Barbera reached Maryland’s mandatory retirement age of 70 on Sept. 10. She has been succeeded by Chief Judge Joseph M. Getty.
In the underlying lawsuit, Liberty Mutual Insurance Co. provided surety bonds to Murphy for its installation of concrete at the Maryland State Police Flight Training Facility at Martin State Airport in Middle River. As a condition of receiving the bonds, Murphy agreed to indemnify Liberty Mutual against any claims that would arise, according to the underwriter’s complaint.
Liberty Mutual said equipment suppliers brought claims against it for Murphy’s allegedly unpaid bills.
Liberty Mutual said it paid out more than $75,000 in compensation and then sued Murphy in U.S. District Court on July 2, 2020, seeking indemnification as provided under the bond agreement.
Massachusetts-based Liberty Mutual asserted federal court jurisdiction based on its diversity of citizenship with Maryland-based Murphy and an amount in controversy exceeding $75,000.
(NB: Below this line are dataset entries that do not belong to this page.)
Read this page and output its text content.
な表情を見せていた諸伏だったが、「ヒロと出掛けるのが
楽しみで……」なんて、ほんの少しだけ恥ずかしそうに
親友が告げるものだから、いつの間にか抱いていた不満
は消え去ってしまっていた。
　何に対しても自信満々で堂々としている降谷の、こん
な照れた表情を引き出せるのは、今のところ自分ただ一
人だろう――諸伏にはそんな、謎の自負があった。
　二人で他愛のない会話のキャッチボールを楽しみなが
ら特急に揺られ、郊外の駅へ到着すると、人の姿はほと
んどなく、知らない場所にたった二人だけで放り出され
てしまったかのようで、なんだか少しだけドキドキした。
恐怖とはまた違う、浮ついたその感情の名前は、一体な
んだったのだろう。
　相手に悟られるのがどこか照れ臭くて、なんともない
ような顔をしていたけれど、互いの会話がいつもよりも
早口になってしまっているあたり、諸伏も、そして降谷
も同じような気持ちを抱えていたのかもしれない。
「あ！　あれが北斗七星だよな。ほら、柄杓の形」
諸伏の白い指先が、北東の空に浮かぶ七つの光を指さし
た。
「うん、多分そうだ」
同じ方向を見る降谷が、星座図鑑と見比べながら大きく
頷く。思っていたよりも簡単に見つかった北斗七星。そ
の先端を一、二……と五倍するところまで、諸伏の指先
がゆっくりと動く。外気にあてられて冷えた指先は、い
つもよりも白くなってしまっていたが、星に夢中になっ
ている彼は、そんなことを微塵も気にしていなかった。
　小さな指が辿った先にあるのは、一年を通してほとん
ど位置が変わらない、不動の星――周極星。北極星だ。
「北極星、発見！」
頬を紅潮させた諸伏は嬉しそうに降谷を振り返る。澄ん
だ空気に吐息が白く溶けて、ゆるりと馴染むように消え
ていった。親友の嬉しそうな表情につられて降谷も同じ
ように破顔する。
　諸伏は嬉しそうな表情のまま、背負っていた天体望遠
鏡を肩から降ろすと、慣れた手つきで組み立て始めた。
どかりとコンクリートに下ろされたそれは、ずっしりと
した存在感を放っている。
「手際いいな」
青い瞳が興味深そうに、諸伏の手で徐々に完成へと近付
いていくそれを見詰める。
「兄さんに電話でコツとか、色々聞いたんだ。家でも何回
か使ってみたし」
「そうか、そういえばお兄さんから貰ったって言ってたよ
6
Murphy subsequently challenged the federal court’s jurisdiction, saying Liberty Mutual’s payments did not exceed $75,000 during the three-year span that began on July 2, 2017, and ended on the filing date of July 2, 2020.
Liberty Mutual has countered that the three-year span’s end date was not July 2, 2020, but three and half months earlier, on March 16, 2020, when Barbera suspended the statute of limitations – an action Murphy has alleged was unconstitutional.
Liberty Mutual, which contends it satisfied the more than $75,000 threshold regardless of either end date, has until Nov. 2 to file its response with the Court of Appeals. The company’s attorneys, with Smith, Currie & Hancock LLP in Tysons, Virginia, did not immediately respond to a request for comment on the case Tuesday.
The high court is scheduled to hold arguments on the constitutionality question Dec. 3. The court is expected the render its decision by Aug. 31 in the case Jesse J. Murphy et al. v. Liberty Mutual Insurance Co., Misc. No. 5, September Term 2021.